Teil I: Die Pädagogik bei zugewiesener geistiger Behinderung erfolgt in Abgrenzung anderer disziplinärer Kennzeichnungen und versteht sich als Disziplin einer verbesondernden Pädagogik. Mit dieser schwingt deutlich die selbstrefl exive und kritische Position der Autorinnen mit. In markanter, zusammengefasster und erkenntnisreicher Art und Weise erfolgt die Darstellung historischer Entwicklungen und ethischer bzw. philosophischer Grundlagen, welche in Bezug zu pädagogischem Handeln einschließlich der Ambivalenzen diskutiert werden.
Im Kapitel „fachwissenschaftliche Zugänge“ nehmen die Autorinnen vier Zugänge zum Konstrukt „Geistige Behinderung“ als Außenperspektive auf und stellen darüber hinaus die Bedeutung subjektiver Perspektiven als „viel wirkmächtiger“ (S. 101) dar. Der Forschung im Kontext zugeschriebener geistiger Behinderung wird ein spezifischer Fokus gewidmet. Der erste Teil schließt mit einer ausführlichen Diskussion um disziplinäre Kernfragen, die den Diskursen wertvolle Anregungen geben.
Teil II: Professionsentwicklung und Konzepte In Teil II fragen die Autorinnen nach der Rolle der Pädagogik bei zugeschriebener geistiger Behinderung, nach der Spezifizierung, aber auch nach der allgemeinen Professionsentwicklung. Pädagogische Leitkonzepte, die Diagnostik, die Bildung, die Förderung, Therapie, Pflege und die professionellen Kooperationen behandeln übergreifende und komplexe Themenfelder, welche an verschiedenen Stellen durch Exkurse, wie bspw. „leichte Sprache“ und „herausforderndes Verhalten“ weiter ausdifferenziert werden. Am Ende des zweiten Teils erfolgt in Fazit und Perspektiven die Darstellung von Spannungsfeldern, Paradoxien und Refl exionsanforderungen.
Teil III: Lebensbereiche und institutionelle Strukturen In Teil III bedienen sich die Autorinnen einer lebenslauf- bzw. altersbezogenen Chronologie. So werden den Eltern/der Familie, dem vorschulischen Bereich, der Schule, dem Beruf, dem Wohnen, der Freizeit, dem Alter und Krankheit, Sterben, Tod und Trauer jeweilige Unterkapitel gewidmet. Auch dieser Teil schließt mit Fazit und Perspektiven. Die Autorinnen werfen Fragen nach ReInstitutionalisierung oder DeInstitutionalisierung, nach Kategorisierung und Dekategorisierung im Kontext von Institutionalisierung auf und laden ein, entlang dieser Spannungsfelder, Ambivalenzen und Diskontinuitäten weiterzudenken.
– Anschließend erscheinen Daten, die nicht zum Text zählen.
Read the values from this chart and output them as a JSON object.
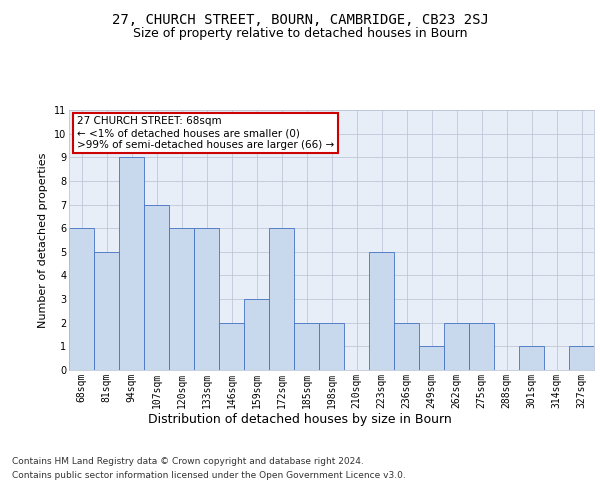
{
  "title": "27, CHURCH STREET, BOURN, CAMBRIDGE, CB23 2SJ",
  "subtitle": "Size of property relative to detached houses in Bourn",
  "xlabel": "Distribution of detached houses by size in Bourn",
  "ylabel": "Number of detached properties",
  "categories": [
    "68sqm",
    "81sqm",
    "94sqm",
    "107sqm",
    "120sqm",
    "133sqm",
    "146sqm",
    "159sqm",
    "172sqm",
    "185sqm",
    "198sqm",
    "210sqm",
    "223sqm",
    "236sqm",
    "249sqm",
    "262sqm",
    "275sqm",
    "288sqm",
    "301sqm",
    "314sqm",
    "327sqm"
  ],
  "values": [
    6,
    5,
    9,
    7,
    6,
    6,
    2,
    3,
    6,
    2,
    2,
    0,
    5,
    2,
    1,
    2,
    2,
    0,
    1,
    0,
    1
  ],
  "bar_color": "#c9d9ed",
  "bar_edge_color": "#4472c4",
  "annotation_title": "27 CHURCH STREET: 68sqm",
  "annotation_line1": "← <1% of detached houses are smaller (0)",
  "annotation_line2": ">99% of semi-detached houses are larger (66) →",
  "annotation_box_color": "#ffffff",
  "annotation_box_edge": "#cc0000",
  "ylim": [
    0,
    11
  ],
  "yticks": [
    0,
    1,
    2,
    3,
    4,
    5,
    6,
    7,
    8,
    9,
    10,
    11
  ],
  "grid_color": "#c0c8d8",
  "background_color": "#e8eef7",
  "footer_line1": "Contains HM Land Registry data © Crown copyright and database right 2024.",
  "footer_line2": "Contains public sector information licensed under the Open Government Licence v3.0.",
  "title_fontsize": 10,
  "subtitle_fontsize": 9,
  "xlabel_fontsize": 9,
  "ylabel_fontsize": 8,
  "tick_fontsize": 7,
  "annotation_fontsize": 7.5,
  "footer_fontsize": 6.5
}
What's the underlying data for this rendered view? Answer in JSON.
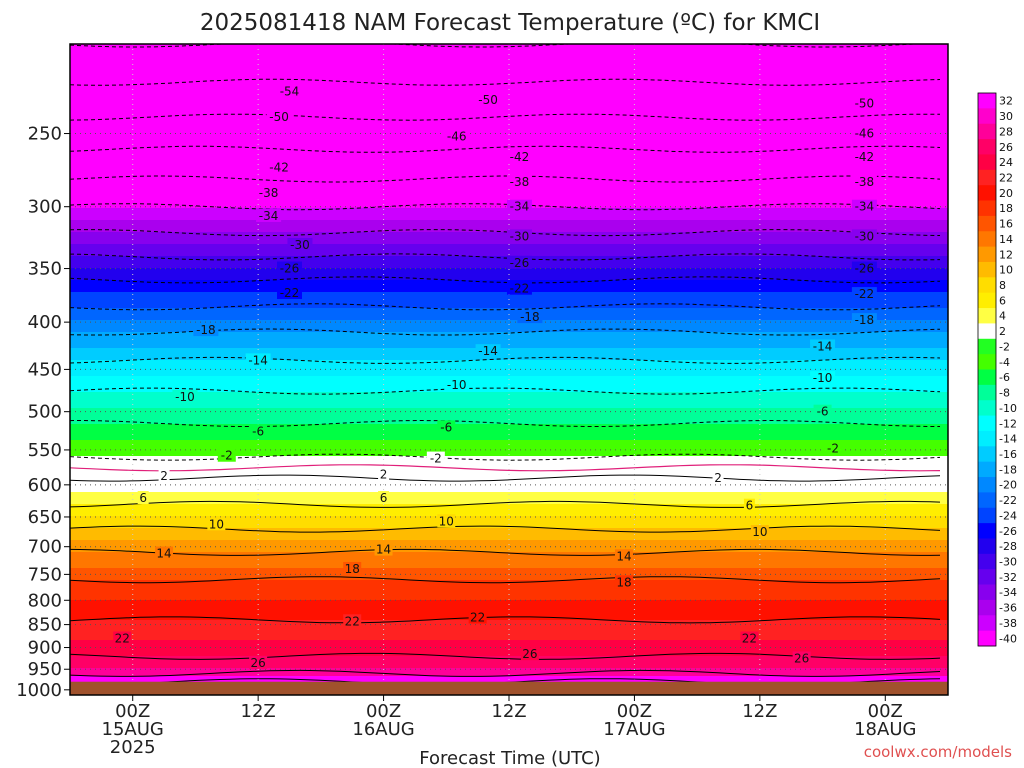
{
  "chart_data": {
    "type": "heatmap",
    "title": "2025081418 NAM Forecast Temperature (ºC) for KMCI",
    "xlabel": "Forecast Time (UTC)",
    "ylabel": "",
    "x_ticks": [
      {
        "lines": [
          "00Z",
          "15AUG",
          "2025"
        ],
        "hour": 6
      },
      {
        "lines": [
          "12Z"
        ],
        "hour": 18
      },
      {
        "lines": [
          "00Z",
          "16AUG"
        ],
        "hour": 30
      },
      {
        "lines": [
          "12Z"
        ],
        "hour": 42
      },
      {
        "lines": [
          "00Z",
          "17AUG"
        ],
        "hour": 54
      },
      {
        "lines": [
          "12Z"
        ],
        "hour": 66
      },
      {
        "lines": [
          "00Z",
          "18AUG"
        ],
        "hour": 78
      }
    ],
    "x_range_hours": [
      0,
      84
    ],
    "y_ticks": [
      "250",
      "300",
      "350",
      "400",
      "450",
      "500",
      "550",
      "600",
      "650",
      "700",
      "750",
      "800",
      "850",
      "900",
      "950",
      "1000"
    ],
    "y_ticks_values": [
      250,
      300,
      350,
      400,
      450,
      500,
      550,
      600,
      650,
      700,
      750,
      800,
      850,
      900,
      950,
      1000
    ],
    "y_range": [
      200,
      1013
    ],
    "y_scale": "log-pressure",
    "surface_pressure": 980,
    "grid": true,
    "colorbar": {
      "labels": [
        "32",
        "30",
        "28",
        "26",
        "24",
        "22",
        "20",
        "18",
        "16",
        "14",
        "12",
        "10",
        "8",
        "6",
        "4",
        "2",
        "-2",
        "-4",
        "-6",
        "-8",
        "-10",
        "-12",
        "-14",
        "-16",
        "-18",
        "-20",
        "-22",
        "-24",
        "-26",
        "-28",
        "-30",
        "-32",
        "-34",
        "-36",
        "-38",
        "-40"
      ],
      "colors": [
        "#ff00ff",
        "#ff00cc",
        "#ff0099",
        "#ff0066",
        "#ff0044",
        "#ff2222",
        "#ff1100",
        "#ff3300",
        "#ff5500",
        "#ff7700",
        "#ff9900",
        "#ffbb00",
        "#ffdd00",
        "#ffee00",
        "#ffff44",
        "#ffffff",
        "#22ff22",
        "#44ff00",
        "#00ff44",
        "#00ff99",
        "#00ffcc",
        "#00ffff",
        "#00eeff",
        "#00ccff",
        "#00aaff",
        "#0088ff",
        "#0066ff",
        "#0044ff",
        "#0000ff",
        "#2200ee",
        "#4400ee",
        "#6600ee",
        "#8800ee",
        "#aa00ee",
        "#cc00ff",
        "#ff00ff"
      ]
    },
    "temperature_profile": [
      {
        "p": 200,
        "t": -58
      },
      {
        "p": 220,
        "t": -54
      },
      {
        "p": 240,
        "t": -50
      },
      {
        "p": 260,
        "t": -46
      },
      {
        "p": 280,
        "t": -42
      },
      {
        "p": 300,
        "t": -38
      },
      {
        "p": 320,
        "t": -34
      },
      {
        "p": 340,
        "t": -30
      },
      {
        "p": 360,
        "t": -26
      },
      {
        "p": 385,
        "t": -22
      },
      {
        "p": 410,
        "t": -18
      },
      {
        "p": 440,
        "t": -14
      },
      {
        "p": 475,
        "t": -10
      },
      {
        "p": 515,
        "t": -6
      },
      {
        "p": 560,
        "t": -2
      },
      {
        "p": 590,
        "t": 2
      },
      {
        "p": 630,
        "t": 6
      },
      {
        "p": 670,
        "t": 10
      },
      {
        "p": 710,
        "t": 14
      },
      {
        "p": 760,
        "t": 18
      },
      {
        "p": 840,
        "t": 22
      },
      {
        "p": 920,
        "t": 26
      },
      {
        "p": 960,
        "t": 29
      },
      {
        "p": 980,
        "t": 32
      }
    ],
    "contour_labels": [
      {
        "text": "-54",
        "hour": 21,
        "p": 225
      },
      {
        "text": "-50",
        "hour": 20,
        "p": 240
      },
      {
        "text": "-50",
        "hour": 40,
        "p": 230
      },
      {
        "text": "-50",
        "hour": 76,
        "p": 232
      },
      {
        "text": "-46",
        "hour": 37,
        "p": 252
      },
      {
        "text": "-46",
        "hour": 76,
        "p": 250
      },
      {
        "text": "-42",
        "hour": 20,
        "p": 272
      },
      {
        "text": "-42",
        "hour": 43,
        "p": 265
      },
      {
        "text": "-42",
        "hour": 76,
        "p": 265
      },
      {
        "text": "-38",
        "hour": 19,
        "p": 290
      },
      {
        "text": "-38",
        "hour": 43,
        "p": 282
      },
      {
        "text": "-38",
        "hour": 76,
        "p": 282
      },
      {
        "text": "-34",
        "hour": 19,
        "p": 307
      },
      {
        "text": "-34",
        "hour": 43,
        "p": 300
      },
      {
        "text": "-34",
        "hour": 76,
        "p": 300
      },
      {
        "text": "-30",
        "hour": 22,
        "p": 330
      },
      {
        "text": "-30",
        "hour": 43,
        "p": 323
      },
      {
        "text": "-30",
        "hour": 76,
        "p": 323
      },
      {
        "text": "-26",
        "hour": 21,
        "p": 350
      },
      {
        "text": "-26",
        "hour": 43,
        "p": 345
      },
      {
        "text": "-26",
        "hour": 76,
        "p": 350
      },
      {
        "text": "-22",
        "hour": 21,
        "p": 372
      },
      {
        "text": "-22",
        "hour": 43,
        "p": 368
      },
      {
        "text": "-22",
        "hour": 76,
        "p": 373
      },
      {
        "text": "-18",
        "hour": 13,
        "p": 408
      },
      {
        "text": "-18",
        "hour": 44,
        "p": 395
      },
      {
        "text": "-18",
        "hour": 76,
        "p": 398
      },
      {
        "text": "-14",
        "hour": 18,
        "p": 440
      },
      {
        "text": "-14",
        "hour": 40,
        "p": 430
      },
      {
        "text": "-14",
        "hour": 72,
        "p": 425
      },
      {
        "text": "-10",
        "hour": 11,
        "p": 482
      },
      {
        "text": "-10",
        "hour": 37,
        "p": 468
      },
      {
        "text": "-10",
        "hour": 72,
        "p": 460
      },
      {
        "text": "-6",
        "hour": 18,
        "p": 525
      },
      {
        "text": "-6",
        "hour": 36,
        "p": 520
      },
      {
        "text": "-6",
        "hour": 72,
        "p": 500
      },
      {
        "text": "-2",
        "hour": 15,
        "p": 558
      },
      {
        "text": "-2",
        "hour": 35,
        "p": 562
      },
      {
        "text": "-2",
        "hour": 73,
        "p": 548
      },
      {
        "text": "2",
        "hour": 9,
        "p": 587
      },
      {
        "text": "2",
        "hour": 30,
        "p": 585
      },
      {
        "text": "2",
        "hour": 62,
        "p": 590
      },
      {
        "text": "6",
        "hour": 7,
        "p": 620
      },
      {
        "text": "6",
        "hour": 30,
        "p": 620
      },
      {
        "text": "6",
        "hour": 65,
        "p": 632
      },
      {
        "text": "10",
        "hour": 14,
        "p": 662
      },
      {
        "text": "10",
        "hour": 36,
        "p": 657
      },
      {
        "text": "10",
        "hour": 66,
        "p": 675
      },
      {
        "text": "14",
        "hour": 9,
        "p": 712
      },
      {
        "text": "14",
        "hour": 30,
        "p": 705
      },
      {
        "text": "14",
        "hour": 53,
        "p": 717
      },
      {
        "text": "18",
        "hour": 27,
        "p": 740
      },
      {
        "text": "18",
        "hour": 53,
        "p": 765
      },
      {
        "text": "22",
        "hour": 5,
        "p": 880
      },
      {
        "text": "22",
        "hour": 27,
        "p": 843
      },
      {
        "text": "22",
        "hour": 39,
        "p": 835
      },
      {
        "text": "22",
        "hour": 65,
        "p": 880
      },
      {
        "text": "26",
        "hour": 18,
        "p": 935
      },
      {
        "text": "26",
        "hour": 44,
        "p": 915
      },
      {
        "text": "26",
        "hour": 70,
        "p": 925
      }
    ]
  },
  "credit": "coolwx.com/models"
}
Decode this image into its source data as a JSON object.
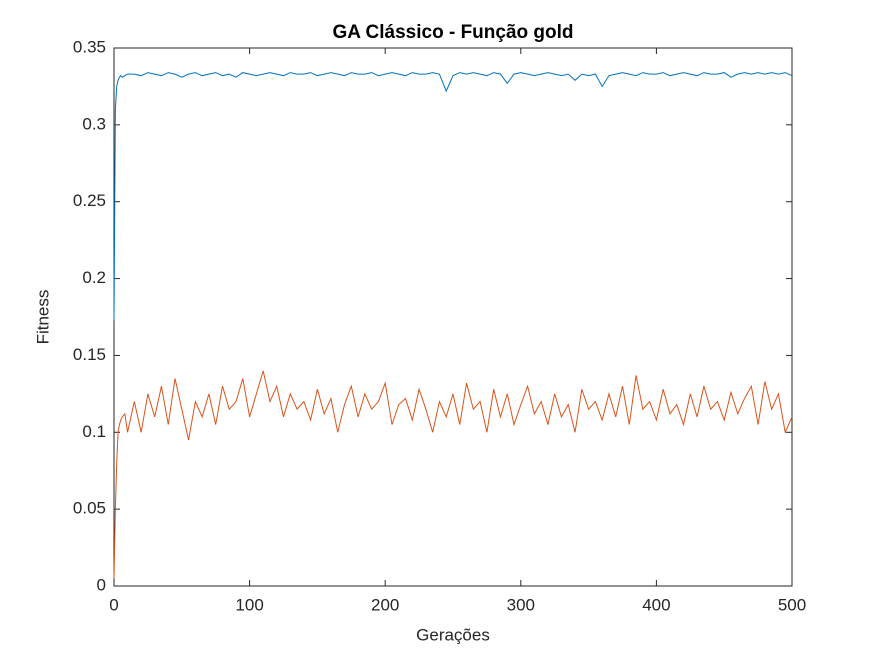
{
  "chart_data": {
    "type": "line",
    "title": "GA Clássico - Função gold",
    "xlabel": "Gerações",
    "ylabel": "Fitness",
    "x": [
      0,
      1,
      2,
      3,
      4,
      5,
      6,
      8,
      10,
      15,
      20,
      25,
      30,
      35,
      40,
      45,
      50,
      55,
      60,
      65,
      70,
      75,
      80,
      85,
      90,
      95,
      100,
      105,
      110,
      115,
      120,
      125,
      130,
      135,
      140,
      145,
      150,
      155,
      160,
      165,
      170,
      175,
      180,
      185,
      190,
      195,
      200,
      205,
      210,
      215,
      220,
      225,
      230,
      235,
      240,
      245,
      250,
      255,
      260,
      265,
      270,
      275,
      280,
      285,
      290,
      295,
      300,
      305,
      310,
      315,
      320,
      325,
      330,
      335,
      340,
      345,
      350,
      355,
      360,
      365,
      370,
      375,
      380,
      385,
      390,
      395,
      400,
      405,
      410,
      415,
      420,
      425,
      430,
      435,
      440,
      445,
      450,
      455,
      460,
      465,
      470,
      475,
      480,
      485,
      490,
      495,
      500
    ],
    "series": [
      {
        "color": "#0072bd",
        "values": [
          0.173,
          0.31,
          0.325,
          0.329,
          0.331,
          0.332,
          0.331,
          0.332,
          0.333,
          0.333,
          0.332,
          0.334,
          0.333,
          0.332,
          0.334,
          0.333,
          0.331,
          0.333,
          0.334,
          0.332,
          0.333,
          0.334,
          0.332,
          0.333,
          0.331,
          0.334,
          0.333,
          0.332,
          0.333,
          0.334,
          0.333,
          0.332,
          0.334,
          0.333,
          0.333,
          0.334,
          0.332,
          0.333,
          0.334,
          0.333,
          0.332,
          0.334,
          0.333,
          0.333,
          0.334,
          0.332,
          0.333,
          0.334,
          0.333,
          0.332,
          0.334,
          0.333,
          0.333,
          0.334,
          0.333,
          0.322,
          0.332,
          0.334,
          0.333,
          0.334,
          0.333,
          0.332,
          0.334,
          0.333,
          0.327,
          0.333,
          0.334,
          0.333,
          0.332,
          0.333,
          0.334,
          0.333,
          0.332,
          0.333,
          0.329,
          0.333,
          0.332,
          0.333,
          0.325,
          0.332,
          0.333,
          0.334,
          0.333,
          0.332,
          0.334,
          0.333,
          0.333,
          0.334,
          0.332,
          0.333,
          0.334,
          0.333,
          0.332,
          0.334,
          0.333,
          0.333,
          0.334,
          0.331,
          0.333,
          0.334,
          0.333,
          0.334,
          0.333,
          0.334,
          0.333,
          0.334,
          0.332
        ]
      },
      {
        "color": "#d95319",
        "values": [
          0.005,
          0.05,
          0.08,
          0.1,
          0.105,
          0.108,
          0.11,
          0.112,
          0.1,
          0.12,
          0.1,
          0.125,
          0.11,
          0.13,
          0.105,
          0.135,
          0.115,
          0.095,
          0.12,
          0.11,
          0.125,
          0.105,
          0.13,
          0.115,
          0.12,
          0.135,
          0.11,
          0.125,
          0.14,
          0.12,
          0.13,
          0.11,
          0.125,
          0.115,
          0.12,
          0.108,
          0.128,
          0.112,
          0.122,
          0.1,
          0.118,
          0.13,
          0.11,
          0.125,
          0.115,
          0.12,
          0.132,
          0.105,
          0.118,
          0.122,
          0.108,
          0.128,
          0.115,
          0.1,
          0.12,
          0.11,
          0.125,
          0.105,
          0.132,
          0.115,
          0.12,
          0.1,
          0.128,
          0.11,
          0.125,
          0.105,
          0.118,
          0.13,
          0.112,
          0.12,
          0.105,
          0.125,
          0.11,
          0.118,
          0.1,
          0.128,
          0.115,
          0.12,
          0.108,
          0.125,
          0.11,
          0.13,
          0.105,
          0.137,
          0.115,
          0.12,
          0.108,
          0.128,
          0.112,
          0.118,
          0.105,
          0.125,
          0.11,
          0.13,
          0.115,
          0.12,
          0.108,
          0.126,
          0.112,
          0.122,
          0.13,
          0.105,
          0.133,
          0.115,
          0.125,
          0.1,
          0.11
        ]
      }
    ],
    "xlim": [
      0,
      500
    ],
    "xticks": [
      0,
      100,
      200,
      300,
      400,
      500
    ],
    "ylim": [
      0,
      0.35
    ],
    "yticks": [
      0,
      0.05,
      0.1,
      0.15,
      0.2,
      0.25,
      0.3,
      0.35
    ]
  }
}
Den Autorinnen gelingt es mit diesem Lehrwerk, einen Überblick über komplexe Fragen und gewonnene Erkenntnisse der Disziplin, der Profession und der Institutionen im Kontext zugeschriebener geistiger Behinderung zu vermitteln. Sie verstehen es, sowohl selbst- und gesellschaftskritisch als auch sprachsensibel die drei großen miteinander in Beziehung stehenden Schwerpunkte zu diskutieren. Dabei hinterfragen sie sich selbst und laden die Leserinnen und Leser dazu ein, sich zu diesen Fragen und Schwerpunkten ins Verhältnis zu setzen. Somit kann dieses Lehrwerk als einführendes Kompendium für Studierende und Interessierte aus Theorie und Praxis ebenso empfohlen werden wie für Wissen schaftlerinnen und Wissenschaftler, die die Einladung der kritischen Auseinandersetzung der Autorinnen folgen, die jeweils aufgeworfenen Fragen und Spannungsfelder weiter zu diskutieren und somit eine Entwicklung von Disziplin, Profession bzw. Institutionen/Organisationen bewirken zu können.